773 Commits

Author SHA1 Message Date
Nikita Popov
c23b4fbdbb
[IR] Remove size argument from lifetime intrinsics (#150248)
Now that #149310 has restricted lifetime intrinsics to only work on
allocas, we can also drop the explicit size argument. Instead, the size
is implied by the alloca.

This removes the ability to only mark a prefix of an alloca alive/dead.
We never used that capability, so we should remove the need to handle
that possibility everywhere (though many key places, including stack
coloring, did not actually respect this).
2025-08-08 11:09:34 +02:00
Nikita Popov
2c6eec219d [Tests] Avoid lifetime intrinsics on non-allocas (NFC)
Don't rely on auto-upgrade, instead either remove unnecessary
casts or remove no longer applicable tests.
2025-07-23 15:05:43 +02:00
Nikita Popov
92c55a315e
[IR] Only allow lifetime.start/end on allocas (#149310)
lifetime.start and lifetime.end are primarily intended for use on
allocas, to enable stack coloring and other liveness optimizations. This
is necessary because all (static) allocas are hoisted into the entry
block, so lifetime markers are the only way to convey the actual
lifetimes.

However, lifetime.start and lifetime.end are currently *allowed* to be
used on non-alloca pointers. We don't actually do this in practice, but
just the mere fact that this is possible breaks the core purpose of the
lifetime markers, which is stack coloring of allocas. Stack coloring can
only work correctly if all lifetime markers for an alloca are
analyzable.

* If a lifetime marker may operate on multiple allocas via a select/phi,
we don't know which lifetime actually starts/ends and handle it
incorrectly (https://github.com/llvm/llvm-project/issues/104776).
* Stack coloring operates on the assumption that all lifetime markers
are visible, and not, for example, hidden behind a function call or
escaped pointer. It's not possible to change this, as part of the
purpose of lifetime markers is that they work even in the presence of
escaped pointers, where simple use analysis is insufficient.

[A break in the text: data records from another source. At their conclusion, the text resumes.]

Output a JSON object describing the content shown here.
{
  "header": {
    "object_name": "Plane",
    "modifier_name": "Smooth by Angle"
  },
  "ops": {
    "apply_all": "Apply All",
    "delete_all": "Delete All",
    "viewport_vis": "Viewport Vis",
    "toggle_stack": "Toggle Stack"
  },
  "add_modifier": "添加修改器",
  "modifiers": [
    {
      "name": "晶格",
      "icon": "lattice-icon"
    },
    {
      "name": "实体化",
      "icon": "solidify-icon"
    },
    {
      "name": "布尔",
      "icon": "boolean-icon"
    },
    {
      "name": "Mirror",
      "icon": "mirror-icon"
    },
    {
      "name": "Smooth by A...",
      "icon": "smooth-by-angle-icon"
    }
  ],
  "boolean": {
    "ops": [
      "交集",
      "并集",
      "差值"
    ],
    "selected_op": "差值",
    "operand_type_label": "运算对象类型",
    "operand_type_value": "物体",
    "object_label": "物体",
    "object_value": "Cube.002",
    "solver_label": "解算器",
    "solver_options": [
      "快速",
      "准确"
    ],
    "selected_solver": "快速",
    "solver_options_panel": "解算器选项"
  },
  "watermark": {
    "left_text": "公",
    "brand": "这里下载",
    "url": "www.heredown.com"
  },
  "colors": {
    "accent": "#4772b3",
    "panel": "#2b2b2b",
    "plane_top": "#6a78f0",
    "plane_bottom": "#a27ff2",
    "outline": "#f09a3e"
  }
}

I don't think there is any way to have coherent semantics for lifetime
markers on allocas, while also permitting them on arbitrary pointer
values.

This PR restricts lifetimes to operate on allocas only. As a followup, I
will also drop the size argument, which is superfluous if we always
operate on an alloca. (This change also renders various code handling
lifetime markers on non-alloca dead. I plan to clean up that kind of
code after dropping the size argument as well.)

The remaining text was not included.